I hate to answer my own question, but I think I figured it out. When I define the start_requests function, I might be overriding the rules behavior, so it didn't work. When I remove the __init__ and start_requests functions, spider works as intended.

class YenibirisSpider(CrawlSpider):

    name = 'yenibirisspider'

    start_urls = [
        'https://www.yenibiris.com/is-ilanlari?q=yazilim&sayfa=1',
    ]

    rules = (
        Rule(LinkExtractor(allow=(r'.*&sayfa=\d+',)), callback='parse_page', follow=True),
    )


    def parse_page(self, response):
        items = response.css('div.listViewRowsContainer div div div.jobTitleLnk a::attr(href)').getall()
        for item in items:
            yield scrapy.Request(
                url=item,
                method='GET',
                callback=self.parse_items
            )

    def parse_items(self, response):

       # crawling the item without any problem here 

        yield item


回答2:

It seems like your rule and LinkExtractor is correctly defined. However, I don't understand why you define both start_requests() and start_urls. If you don't override start_requests() and override only start_urls, parent class' start_request() generates requests for URL's in the start_urls attribute. So, one of them is redundant in your case. Also, __init__ definition is wrong. It should be like this :

def __init__(self,*args,**kwargs):
    super(YenibirisSpider,self).__init__(*args,**kwargs)
    ...

When are the LinkExtractors are supposed to run in this script and why they are not running ?
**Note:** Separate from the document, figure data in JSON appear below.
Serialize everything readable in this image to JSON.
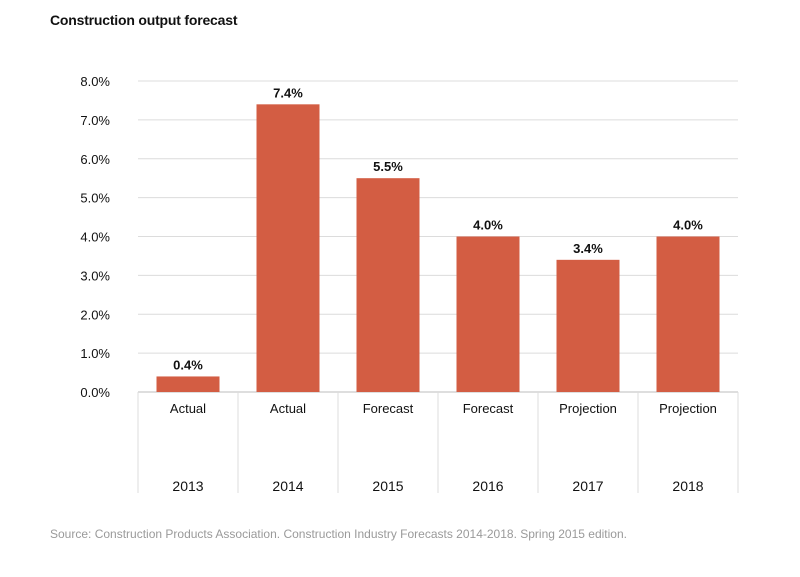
{
  "title": "Construction output forecast",
  "source": "Source: Construction Products Association. Construction Industry Forecasts 2014-2018. Spring 2015 edition.",
  "colors": {
    "bar": "#d35d43",
    "grid": "#dcdcdc"
  },
  "chart_data": {
    "type": "bar",
    "title": "Construction output forecast",
    "categories": [
      "2013",
      "2014",
      "2015",
      "2016",
      "2017",
      "2018"
    ],
    "sublabels": [
      "Actual",
      "Actual",
      "Forecast",
      "Forecast",
      "Projection",
      "Projection"
    ],
    "values": [
      0.4,
      7.4,
      5.5,
      4.0,
      3.4,
      4.0
    ],
    "data_labels": [
      "0.4%",
      "7.4%",
      "5.5%",
      "4.0%",
      "3.4%",
      "4.0%"
    ],
    "yticks": [
      "0.0%",
      "1.0%",
      "2.0%",
      "3.0%",
      "4.0%",
      "5.0%",
      "6.0%",
      "7.0%",
      "8.0%"
    ],
    "ylim": [
      0,
      8
    ],
    "grid": true,
    "legend": "none"
  }
}
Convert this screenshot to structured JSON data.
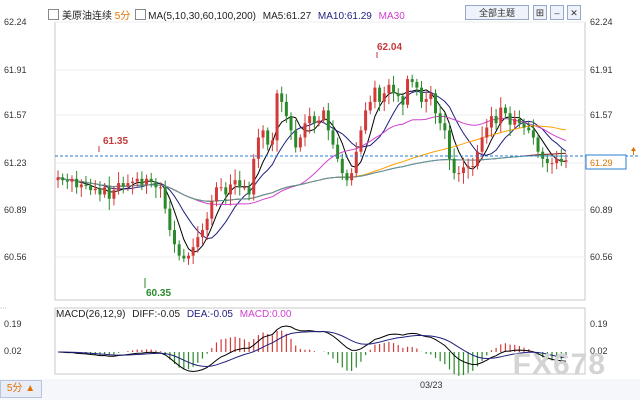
{
  "header": {
    "symbol": "美原油连续",
    "period": "5分",
    "ma_params": "MA(5,10,30,60,100,200)",
    "ma5_label": "MA5:61.27",
    "ma10_label": "MA10:61.29",
    "ma30_label": "MA30",
    "theme_button": "全部主题",
    "colors": {
      "ma5": "#000000",
      "ma10": "#1f1f7f",
      "ma30": "#d040d0",
      "ma60": "#ffa000",
      "ma100": "#8a1010",
      "ma200": "#5aa0a8",
      "up": "#d23a3a",
      "down": "#2a8a2a"
    }
  },
  "price_axis": {
    "ticks": [
      "62.24",
      "61.91",
      "61.57",
      "61.23",
      "60.89",
      "60.56"
    ],
    "current": "61.29"
  },
  "annotations": {
    "high": "62.04",
    "local_high": "61.35",
    "low": "60.35"
  },
  "macd": {
    "label": "MACD(26,12,9)",
    "diff": "DIFF:-0.05",
    "dea": "DEA:-0.05",
    "macd": "MACD:0.00",
    "ticks": [
      "0.19",
      "0.02"
    ]
  },
  "footer": {
    "period_button": "5分 ▲",
    "date": "03/23"
  },
  "watermark": "FX678",
  "chart_data": {
    "type": "candlestick",
    "ylim": [
      60.4,
      62.24
    ],
    "closes": [
      61.17,
      61.15,
      61.14,
      61.16,
      61.1,
      61.12,
      61.11,
      61.08,
      61.09,
      61.05,
      61.1,
      61.02,
      61.08,
      61.13,
      61.11,
      61.13,
      61.14,
      61.16,
      61.12,
      61.16,
      61.14,
      61.1,
      61.1,
      60.95,
      60.8,
      60.7,
      60.62,
      60.6,
      60.62,
      60.68,
      60.75,
      60.8,
      60.88,
      61.0,
      61.1,
      61.1,
      61.05,
      61.12,
      61.15,
      61.1,
      61.1,
      61.05,
      61.3,
      61.45,
      61.5,
      61.4,
      61.43,
      61.76,
      61.7,
      61.6,
      61.5,
      61.38,
      61.45,
      61.55,
      61.6,
      61.55,
      61.57,
      61.64,
      61.5,
      61.4,
      61.3,
      61.2,
      61.15,
      61.2,
      61.35,
      61.5,
      61.64,
      61.7,
      61.8,
      61.7,
      61.76,
      61.82,
      61.76,
      61.74,
      61.68,
      61.86,
      61.84,
      61.8,
      61.7,
      61.72,
      61.76,
      61.62,
      61.55,
      61.5,
      61.3,
      61.2,
      61.2,
      61.24,
      61.25,
      61.25,
      61.35,
      61.45,
      61.52,
      61.6,
      61.55,
      61.66,
      61.62,
      61.54,
      61.58,
      61.55,
      61.52,
      61.5,
      61.45,
      61.35,
      61.3,
      61.27,
      61.27,
      61.3,
      61.28,
      61.29
    ],
    "ma_series": [
      "MA5",
      "MA10",
      "MA30",
      "MA60",
      "MA100",
      "MA200"
    ]
  }
}
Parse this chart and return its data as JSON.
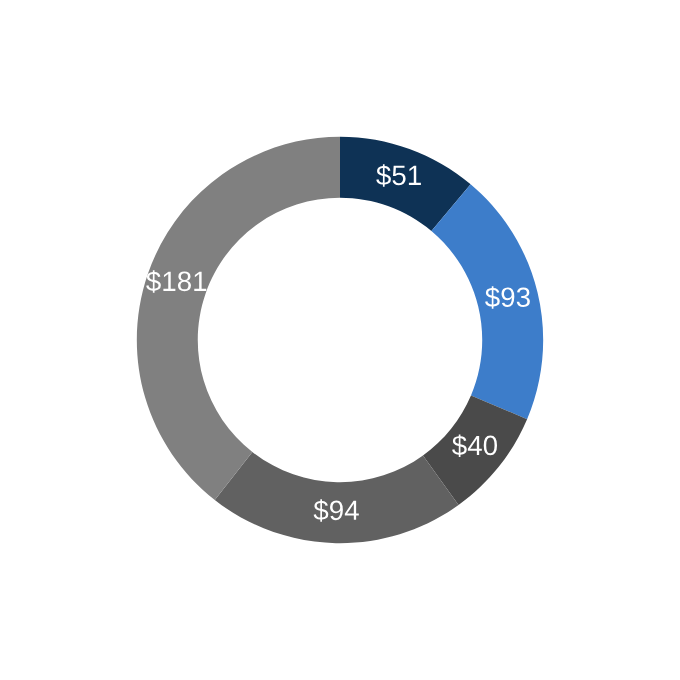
{
  "chart_data": {
    "type": "donut",
    "categories": [
      null,
      null,
      null,
      null,
      null
    ],
    "values": [
      51,
      93,
      40,
      94,
      181
    ],
    "colors": [
      "#0e3255",
      "#3d7dca",
      "#4a4a4a",
      "#616161",
      "#808080"
    ],
    "value_labels": [
      "$51",
      "$93",
      "$40",
      "$94",
      "$181"
    ]
  }
}
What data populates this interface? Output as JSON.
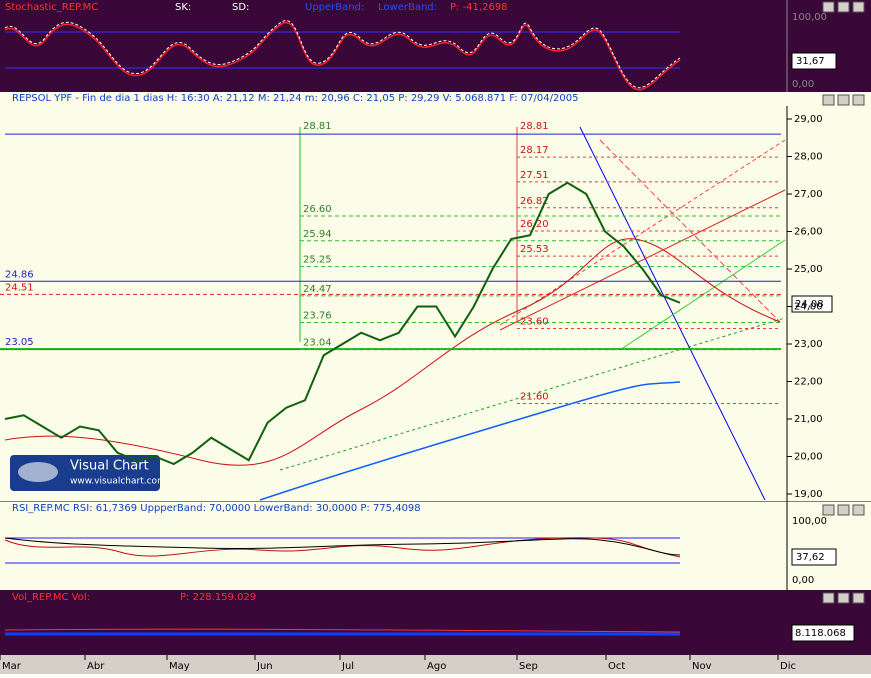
{
  "stochastic": {
    "header": [
      "Stochastic_REP.MC",
      "SK:",
      "SD:",
      "UpperBand:",
      "LowerBand:",
      "P: -41,2698"
    ],
    "axis": [
      "100,00",
      "0,00"
    ],
    "current": "31,67"
  },
  "main": {
    "header": "REPSOL YPF - Fin de dia 1 dias H: 16:30 A: 21,12 M: 21,24 m: 20,96 C: 21,05 P: 29,29 V: 5.068.871 F: 07/04/2005",
    "yticks": [
      "29,00",
      "28,00",
      "27,00",
      "26,00",
      "25,00",
      "24,00",
      "23,00",
      "22,00",
      "21,00",
      "20,00",
      "19,00"
    ],
    "current": "24,08",
    "levels_left": [
      "24.86",
      "24.51",
      "23.05"
    ],
    "levels_mid": [
      "28.81",
      "26.60",
      "25.94",
      "25.25",
      "24.47",
      "23.76",
      "23.04"
    ],
    "levels_right": [
      "28.81",
      "28.17",
      "27.51",
      "26.82",
      "26.20",
      "25.53",
      "23.60",
      "21.60"
    ],
    "close": [
      21.0,
      21.1,
      20.8,
      20.5,
      20.8,
      20.7,
      20.1,
      19.9,
      20.0,
      19.8,
      20.1,
      20.5,
      20.2,
      19.9,
      20.9,
      21.3,
      21.5,
      22.7,
      23.0,
      23.3,
      23.1,
      23.3,
      24.0,
      24.0,
      23.2,
      24.0,
      25.0,
      25.8,
      25.9,
      27.0,
      27.3,
      27.0,
      26.0,
      25.6,
      25.0,
      24.3,
      24.1
    ]
  },
  "rsi": {
    "header": "RSI_REP.MC  RSI: 61,7369  UppperBand: 70,0000  LowerBand: 30,0000  P: 775,4098",
    "axis": [
      "100,00",
      "0,00"
    ],
    "current": "37,62"
  },
  "volume": {
    "header": "Vol_REP.MC  Vol:",
    "p": "P: 228.159.029",
    "current": "8.118.068"
  },
  "months": [
    "Mar",
    "Abr",
    "May",
    "Jun",
    "Jul",
    "Ago",
    "Sep",
    "Oct",
    "Nov",
    "Dic"
  ],
  "logo": {
    "title": "Visual Chart",
    "url": "www.visualchart.com"
  }
}
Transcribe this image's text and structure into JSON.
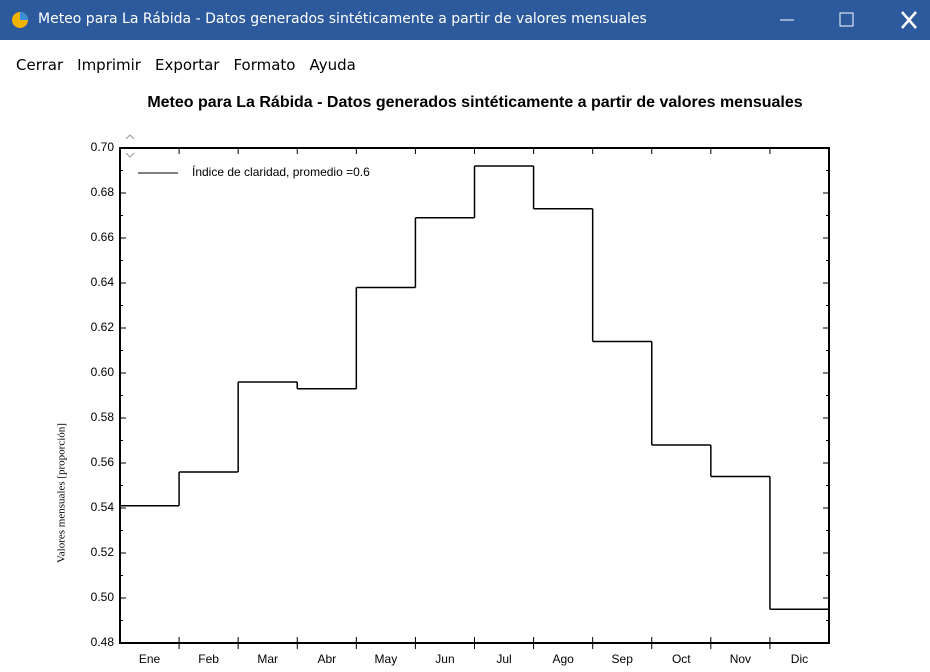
{
  "window": {
    "title": "Meteo para La Rábida - Datos generados sintéticamente a partir de valores mensuales"
  },
  "menu": [
    "Cerrar",
    "Imprimir",
    "Exportar",
    "Formato",
    "Ayuda"
  ],
  "chart_data": {
    "type": "step",
    "title": "Meteo para La Rábida - Datos generados sintéticamente a partir de valores mensuales",
    "ylabel": "Valores mensuales  [proporción]",
    "categories": [
      "Ene",
      "Feb",
      "Mar",
      "Abr",
      "May",
      "Jun",
      "Jul",
      "Ago",
      "Sep",
      "Oct",
      "Nov",
      "Dic"
    ],
    "series": [
      {
        "name": "Índice de claridad, promedio =0.6",
        "color": "#000000",
        "values": [
          0.541,
          0.556,
          0.596,
          0.593,
          0.638,
          0.669,
          0.692,
          0.673,
          0.614,
          0.568,
          0.554,
          0.495
        ]
      }
    ],
    "ylim": [
      0.48,
      0.7
    ],
    "yticks": [
      {
        "value": 0.48,
        "label": "0.48"
      },
      {
        "value": 0.5,
        "label": "0.50"
      },
      {
        "value": 0.52,
        "label": "0.52"
      },
      {
        "value": 0.54,
        "label": "0.54"
      },
      {
        "value": 0.56,
        "label": "0.56"
      },
      {
        "value": 0.58,
        "label": "0.58"
      },
      {
        "value": 0.6,
        "label": "0.60"
      },
      {
        "value": 0.62,
        "label": "0.62"
      },
      {
        "value": 0.64,
        "label": "0.64"
      },
      {
        "value": 0.66,
        "label": "0.66"
      },
      {
        "value": 0.68,
        "label": "0.68"
      },
      {
        "value": 0.7,
        "label": "0.70"
      }
    ],
    "legend": "upper left"
  }
}
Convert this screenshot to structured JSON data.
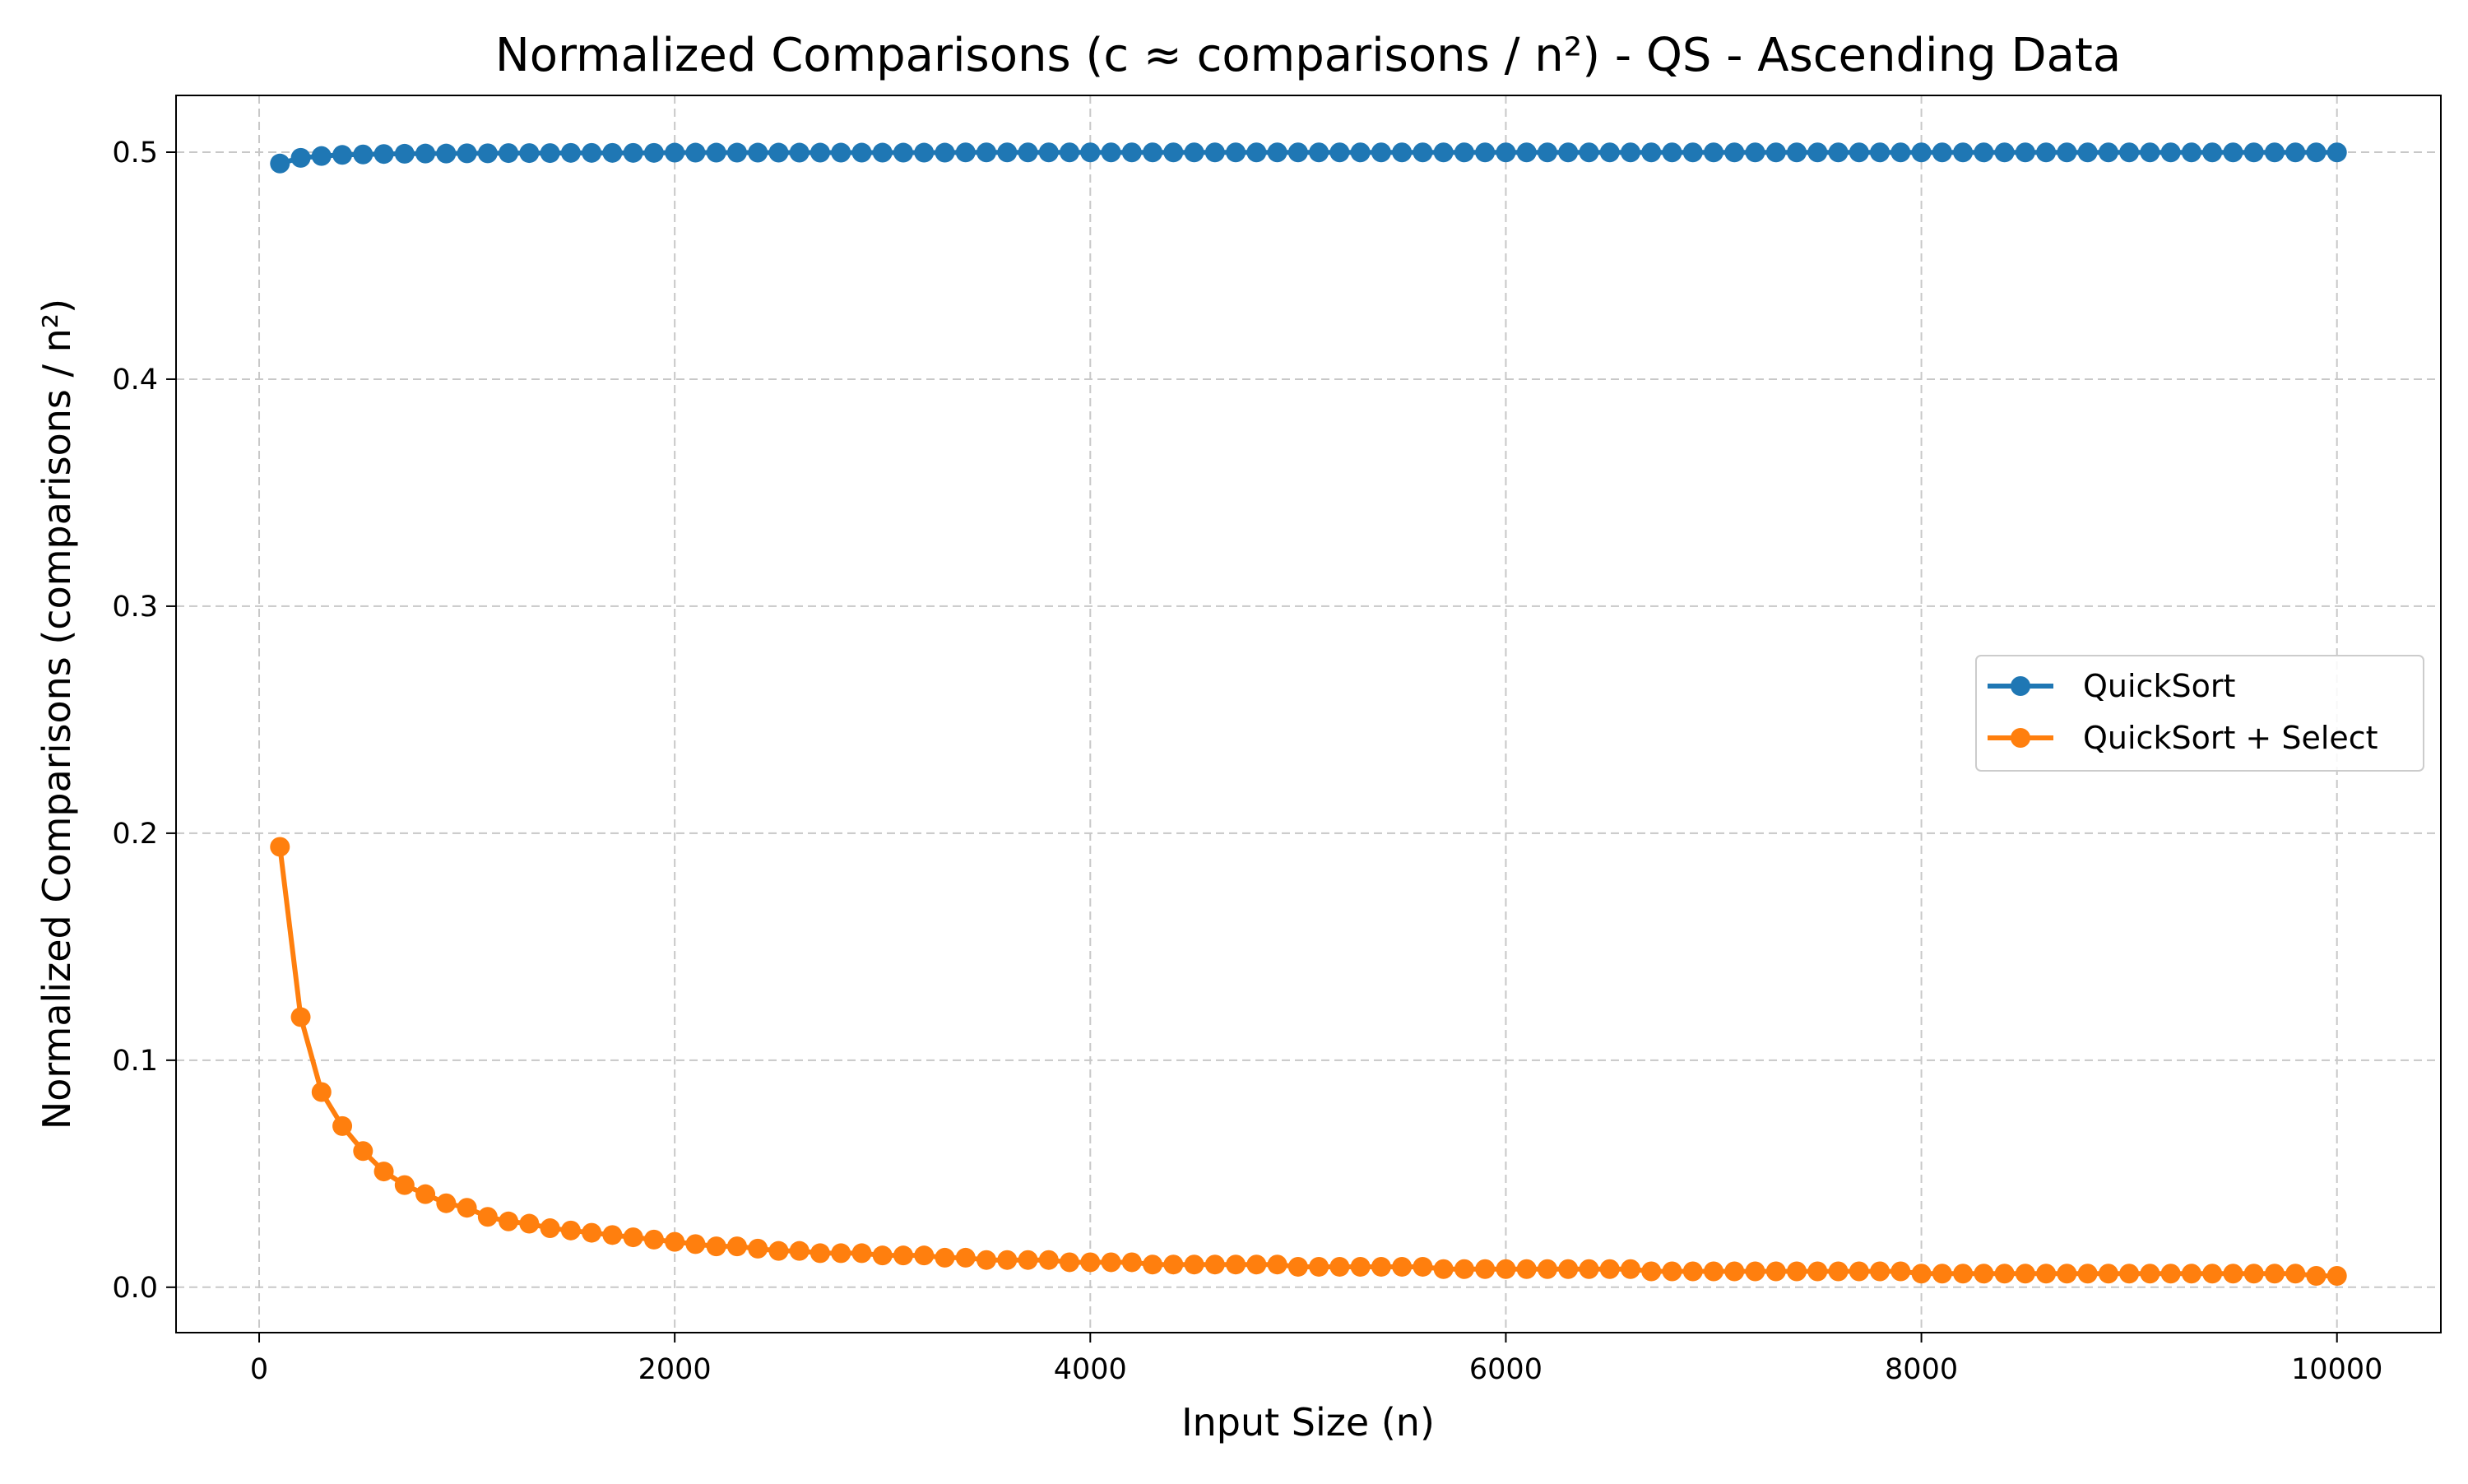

LinkExtractor extracts links from corresponding response when it is received.

How can I make the spider follow to the next pages, parse the pages and parse the items in them with LinkExtractors

The regex .*&sayfa=\d+ in the LinkExtractor is appropriate for the webpage. It should work after you fix the mistakes in your code as it is expected.

How can I implement the parse_page with the LinkExtractor?

I don't understand what you mean here.